OpenClaw + Ollama Production Config 2026: Run AI Agents on Local Hardware

Running AI agents through cloud APIs works — until it doesn't. Rate limits hit at 2 AM. A provider outage kills your automation mid-task. Monthly bills climb past $200 for what's essentially autocomplete with tool calling. And every prompt you send leaves your machine.

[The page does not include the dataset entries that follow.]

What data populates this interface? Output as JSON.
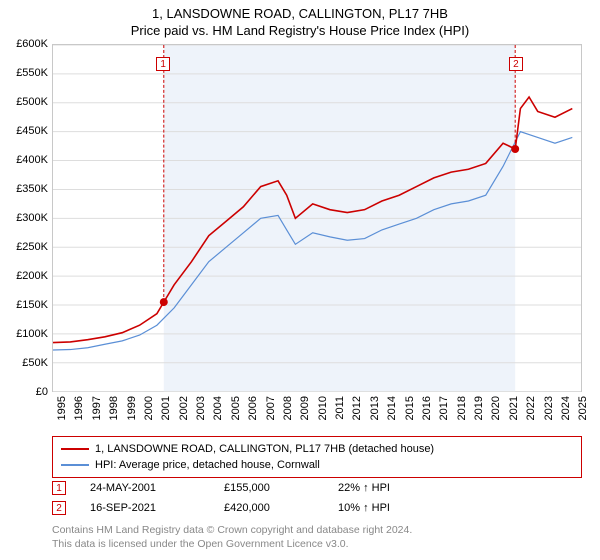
{
  "title": "1, LANSDOWNE ROAD, CALLINGTON, PL17 7HB",
  "subtitle": "Price paid vs. HM Land Registry's House Price Index (HPI)",
  "chart": {
    "type": "line",
    "background_color": "#ffffff",
    "plot_band_color": "#eef3fa",
    "grid_color": "#dddddd",
    "border_color": "#c8c8c8",
    "x_years": [
      1995,
      1996,
      1997,
      1998,
      1999,
      2000,
      2001,
      2002,
      2003,
      2004,
      2005,
      2006,
      2007,
      2008,
      2009,
      2010,
      2011,
      2012,
      2013,
      2014,
      2015,
      2016,
      2017,
      2018,
      2019,
      2020,
      2021,
      2022,
      2023,
      2024,
      2025
    ],
    "x_min": 1995,
    "x_max": 2025.5,
    "y_ticks": [
      0,
      50000,
      100000,
      150000,
      200000,
      250000,
      300000,
      350000,
      400000,
      450000,
      500000,
      550000,
      600000
    ],
    "y_tick_labels": [
      "£0",
      "£50K",
      "£100K",
      "£150K",
      "£200K",
      "£250K",
      "£300K",
      "£350K",
      "£400K",
      "£450K",
      "£500K",
      "£550K",
      "£600K"
    ],
    "y_min": 0,
    "y_max": 600000,
    "plot_band_start": 2001.4,
    "plot_band_end": 2021.7,
    "series": [
      {
        "name": "1, LANSDOWNE ROAD, CALLINGTON, PL17 7HB (detached house)",
        "color": "#cc0000",
        "line_width": 1.6,
        "points": [
          [
            1995,
            85000
          ],
          [
            1996,
            86000
          ],
          [
            1997,
            90000
          ],
          [
            1998,
            95000
          ],
          [
            1999,
            102000
          ],
          [
            2000,
            115000
          ],
          [
            2001,
            135000
          ],
          [
            2001.4,
            155000
          ],
          [
            2002,
            185000
          ],
          [
            2003,
            225000
          ],
          [
            2004,
            270000
          ],
          [
            2005,
            295000
          ],
          [
            2006,
            320000
          ],
          [
            2007,
            355000
          ],
          [
            2008,
            365000
          ],
          [
            2008.5,
            340000
          ],
          [
            2009,
            300000
          ],
          [
            2010,
            325000
          ],
          [
            2011,
            315000
          ],
          [
            2012,
            310000
          ],
          [
            2013,
            315000
          ],
          [
            2014,
            330000
          ],
          [
            2015,
            340000
          ],
          [
            2016,
            355000
          ],
          [
            2017,
            370000
          ],
          [
            2018,
            380000
          ],
          [
            2019,
            385000
          ],
          [
            2020,
            395000
          ],
          [
            2021,
            430000
          ],
          [
            2021.7,
            420000
          ],
          [
            2022,
            490000
          ],
          [
            2022.5,
            510000
          ],
          [
            2023,
            485000
          ],
          [
            2024,
            475000
          ],
          [
            2025,
            490000
          ]
        ]
      },
      {
        "name": "HPI: Average price, detached house, Cornwall",
        "color": "#5b8fd6",
        "line_width": 1.2,
        "points": [
          [
            1995,
            72000
          ],
          [
            1996,
            73000
          ],
          [
            1997,
            76000
          ],
          [
            1998,
            82000
          ],
          [
            1999,
            88000
          ],
          [
            2000,
            98000
          ],
          [
            2001,
            115000
          ],
          [
            2002,
            145000
          ],
          [
            2003,
            185000
          ],
          [
            2004,
            225000
          ],
          [
            2005,
            250000
          ],
          [
            2006,
            275000
          ],
          [
            2007,
            300000
          ],
          [
            2008,
            305000
          ],
          [
            2008.5,
            280000
          ],
          [
            2009,
            255000
          ],
          [
            2010,
            275000
          ],
          [
            2011,
            268000
          ],
          [
            2012,
            262000
          ],
          [
            2013,
            265000
          ],
          [
            2014,
            280000
          ],
          [
            2015,
            290000
          ],
          [
            2016,
            300000
          ],
          [
            2017,
            315000
          ],
          [
            2018,
            325000
          ],
          [
            2019,
            330000
          ],
          [
            2020,
            340000
          ],
          [
            2021,
            390000
          ],
          [
            2022,
            450000
          ],
          [
            2023,
            440000
          ],
          [
            2024,
            430000
          ],
          [
            2025,
            440000
          ]
        ]
      }
    ],
    "sale_markers": [
      {
        "n": "1",
        "x": 2001.4,
        "y": 155000,
        "label_y": 565000
      },
      {
        "n": "2",
        "x": 2021.7,
        "y": 420000,
        "label_y": 565000
      }
    ],
    "marker_dot_color": "#cc0000",
    "marker_dot_radius": 4
  },
  "legend": {
    "border_color": "#cc0000",
    "items": [
      {
        "color": "#cc0000",
        "label": "1, LANSDOWNE ROAD, CALLINGTON, PL17 7HB (detached house)"
      },
      {
        "color": "#5b8fd6",
        "label": "HPI: Average price, detached house, Cornwall"
      }
    ]
  },
  "sales": [
    {
      "n": "1",
      "date": "24-MAY-2001",
      "price": "£155,000",
      "delta": "22% ↑ HPI"
    },
    {
      "n": "2",
      "date": "16-SEP-2021",
      "price": "£420,000",
      "delta": "10% ↑ HPI"
    }
  ],
  "footer_line1": "Contains HM Land Registry data © Crown copyright and database right 2024.",
  "footer_line2": "This data is licensed under the Open Government Licence v3.0."
}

The alternative: run the entire stack locally. OpenClaw as the agent runtime, Ollama as the inference engine, your own hardware doing the work. Zero API costs, zero latency to an external server, complete privacy, and uptime that depends only on your power supply.

This guide covers the complete production setup — hardware selection, Ollama configuration, OpenClaw integration, performance tuning, and the failure modes that'll bite you if you don't plan for them.

Why Run Locally in 2026?

The local LLM ecosystem matured fast. Three things changed the calculus:

1. Models got efficient. Qwen3 8B and Llama 3.3 8B deliver GPT-3.5-class quality at 40+ tokens/second on consumer GPUs. For agent tasks — tool calling, code generation, structured output — that's more than sufficient.

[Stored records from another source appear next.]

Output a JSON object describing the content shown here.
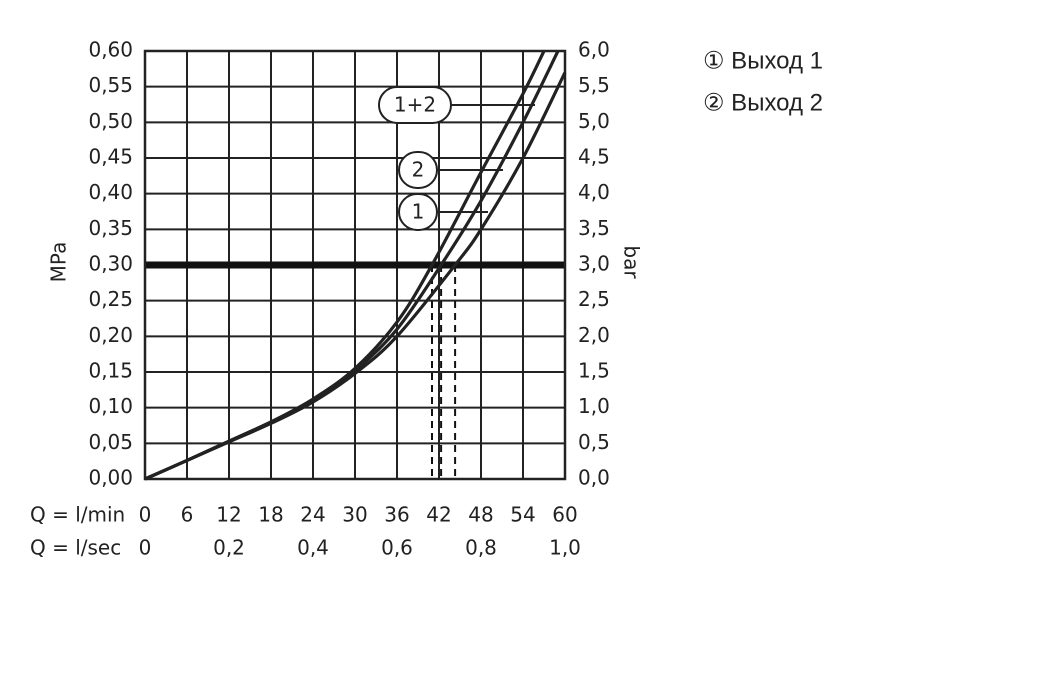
{
  "chart_data": {
    "type": "line",
    "x_label": "Q = l/min",
    "x2_label": "Q = l/sec",
    "y_label": "MPa",
    "y2_label": "bar",
    "xlim": [
      0,
      60
    ],
    "xticks": [
      0,
      6,
      12,
      18,
      24,
      30,
      36,
      42,
      48,
      54,
      60
    ],
    "x2lim": [
      0,
      1
    ],
    "x2ticks": [
      0,
      {
        "value": 0.2,
        "label": "0,2"
      },
      {
        "value": 0.4,
        "label": "0,4"
      },
      {
        "value": 0.6,
        "label": "0,6"
      },
      {
        "value": 0.8,
        "label": "0,8"
      },
      {
        "value": 1.0,
        "label": "1,0"
      }
    ],
    "ylim": [
      0,
      0.6
    ],
    "yticks": [
      {
        "value": 0,
        "label": "0,00"
      },
      {
        "value": 0.05,
        "label": "0,05"
      },
      {
        "value": 0.1,
        "label": "0,10"
      },
      {
        "value": 0.15,
        "label": "0,15"
      },
      {
        "value": 0.2,
        "label": "0,20"
      },
      {
        "value": 0.25,
        "label": "0,25"
      },
      {
        "value": 0.3,
        "label": "0,30"
      },
      {
        "value": 0.35,
        "label": "0,35"
      },
      {
        "value": 0.4,
        "label": "0,40"
      },
      {
        "value": 0.45,
        "label": "0,45"
      },
      {
        "value": 0.5,
        "label": "0,50"
      },
      {
        "value": 0.55,
        "label": "0,55"
      },
      {
        "value": 0.6,
        "label": "0,60"
      }
    ],
    "y2lim": [
      0,
      6
    ],
    "y2ticks": [
      {
        "value": 0,
        "label": "0,0"
      },
      {
        "value": 0.5,
        "label": "0,5"
      },
      {
        "value": 1,
        "label": "1,0"
      },
      {
        "value": 1.5,
        "label": "1,5"
      },
      {
        "value": 2,
        "label": "2,0"
      },
      {
        "value": 2.5,
        "label": "2,5"
      },
      {
        "value": 3,
        "label": "3,0"
      },
      {
        "value": 3.5,
        "label": "3,5"
      },
      {
        "value": 4,
        "label": "4,0"
      },
      {
        "value": 4.5,
        "label": "4,5"
      },
      {
        "value": 5,
        "label": "5,0"
      },
      {
        "value": 5.5,
        "label": "5,5"
      },
      {
        "value": 6,
        "label": "6,0"
      }
    ],
    "grid": true,
    "hline": 0.3,
    "drop_lines": [
      41,
      42.3,
      44.3
    ],
    "series": [
      {
        "name": "1+2",
        "color": "#222222",
        "x": [
          0,
          6,
          12,
          18,
          24,
          30,
          36,
          41,
          48,
          54,
          57
        ],
        "values": [
          0,
          0.026,
          0.053,
          0.08,
          0.112,
          0.155,
          0.22,
          0.3,
          0.43,
          0.54,
          0.6
        ]
      },
      {
        "name": "2",
        "color": "#222222",
        "x": [
          0,
          6,
          12,
          18,
          24,
          30,
          36,
          42.3,
          48,
          54,
          59
        ],
        "values": [
          0,
          0.026,
          0.053,
          0.08,
          0.11,
          0.152,
          0.21,
          0.3,
          0.39,
          0.5,
          0.6
        ]
      },
      {
        "name": "1",
        "color": "#222222",
        "x": [
          0,
          6,
          12,
          18,
          24,
          30,
          36,
          44.3,
          48,
          54,
          60
        ],
        "values": [
          0,
          0.026,
          0.052,
          0.078,
          0.108,
          0.148,
          0.2,
          0.3,
          0.35,
          0.45,
          0.57
        ]
      }
    ],
    "legend": [
      "① Выход 1",
      "② Выход 2"
    ]
  }
}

2. Quantization stopped hurting. Q4_K_M and Q5_K_M quantizations retain 95%+ of full-precision quality on benchmarks that matter for agent work. You're losing fractions of a percent on MMLU in exchange for 4× less VRAM.

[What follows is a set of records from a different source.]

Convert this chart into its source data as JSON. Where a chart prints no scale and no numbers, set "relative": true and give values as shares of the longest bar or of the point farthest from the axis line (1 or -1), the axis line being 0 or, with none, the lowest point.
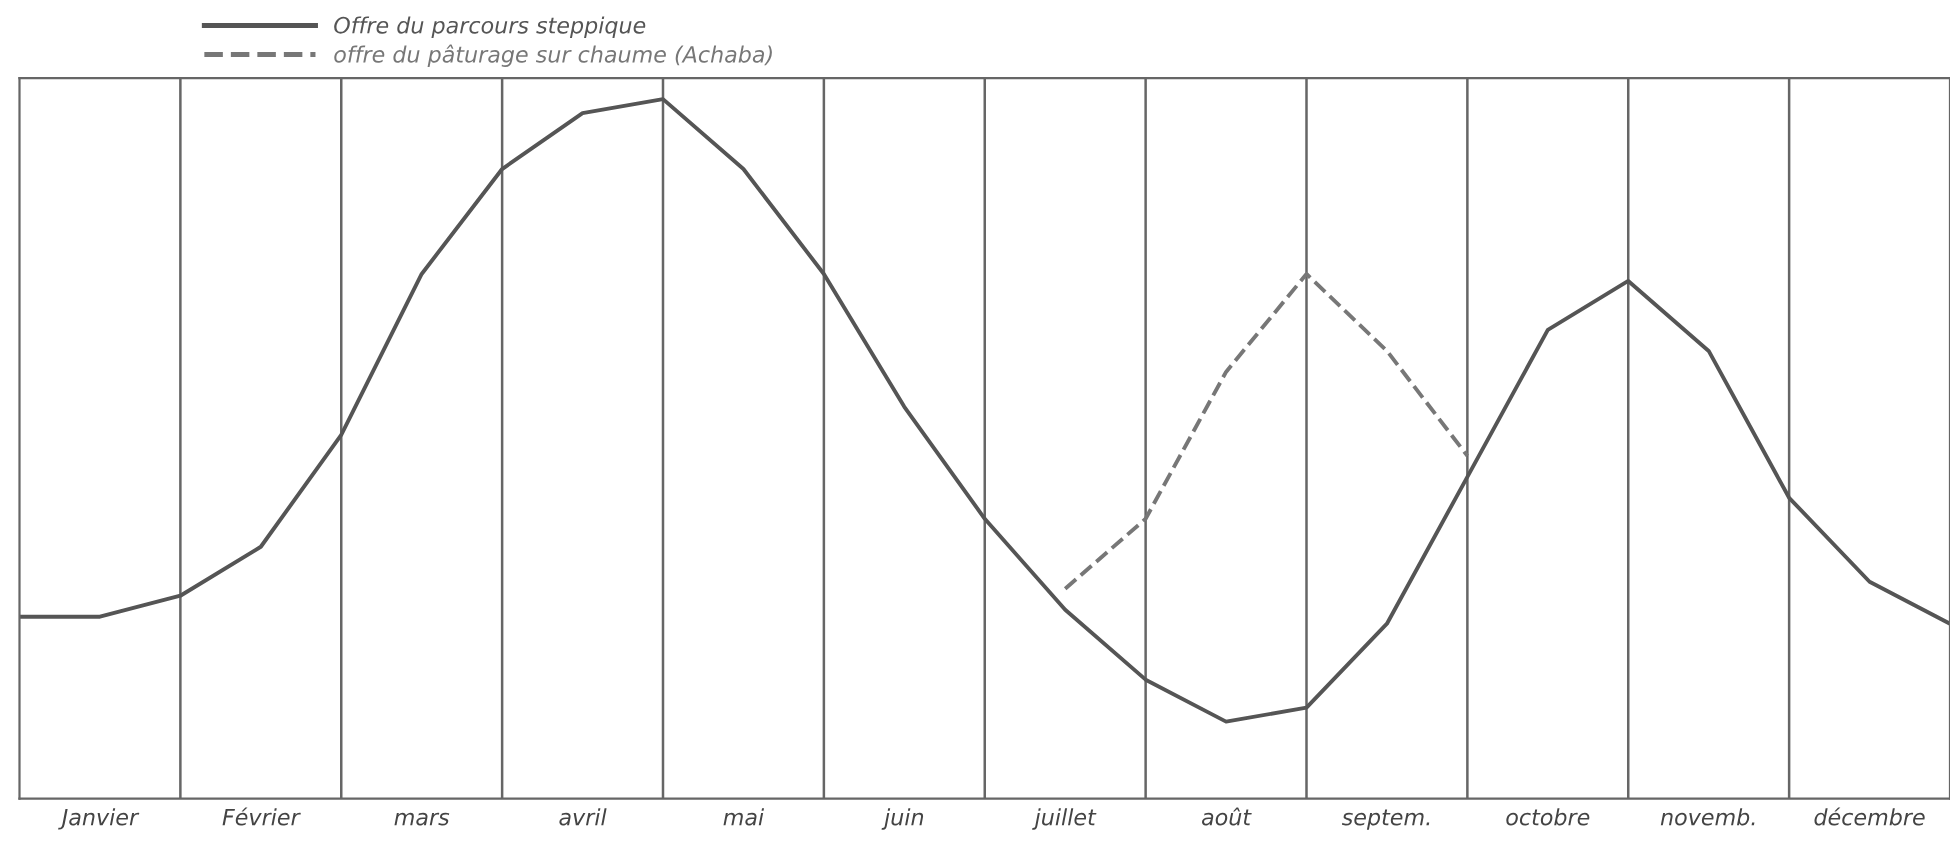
{
  "chart_data": {
    "type": "line",
    "relative": true,
    "categories": [
      null,
      "Janvier",
      null,
      "Février",
      null,
      "mars",
      null,
      "avril",
      null,
      "mai",
      null,
      "juin",
      null,
      "juillet",
      null,
      "août",
      null,
      "septem.",
      null,
      "octobre",
      null,
      "novemb.",
      null,
      "décembre",
      null
    ],
    "series": [
      {
        "name": "Offre du parcours steppique",
        "color": "#555555",
        "line_style": "solid",
        "values": [
          0.26,
          0.26,
          0.29,
          0.36,
          0.52,
          0.75,
          0.9,
          0.98,
          1.0,
          0.9,
          0.75,
          0.56,
          0.4,
          0.27,
          0.17,
          0.11,
          0.13,
          0.25,
          0.46,
          0.67,
          0.74,
          0.64,
          0.43,
          0.31,
          0.25
        ]
      },
      {
        "name": "offre du pâturage sur chaume (Achaba)",
        "color": "#777777",
        "line_style": "dashed",
        "values": [
          null,
          null,
          null,
          null,
          null,
          null,
          null,
          null,
          null,
          null,
          null,
          null,
          null,
          0.3,
          0.4,
          0.61,
          0.75,
          0.64,
          0.49,
          null,
          null,
          null,
          null,
          null,
          null
        ]
      }
    ],
    "grid": "x",
    "legend": "top left",
    "marker": "none"
  }
}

3. Agent runtimes learned to work with smaller models. OpenClaw's context engineering — aggressive summarization, memory files, structured scratchpads — means a 32K-context local model can handle tasks that would require 128K+ tokens of raw history. See our context engineering deep dive for the architectural patterns.

The result: a $1,500 desktop can run a genuinely useful AI agent 24/7. A $3,000 build makes it comfortable.

Hardware Requirements

Minimum Viable Setup (8B Models)

For running 8B-parameter models (Llama 3.3, Qwen3, Mistral) at usable speeds:

• GPU: NVIDIA RTX 3060 12GB or RTX 4060 Ti 16GB
• RAM: 32 GB DDR4/DDR5
• Storage: 500 GB NVMe SSD (models + OS)
• CPU: Any modern 8-core (Ryzen 5 / Intel i5 or better)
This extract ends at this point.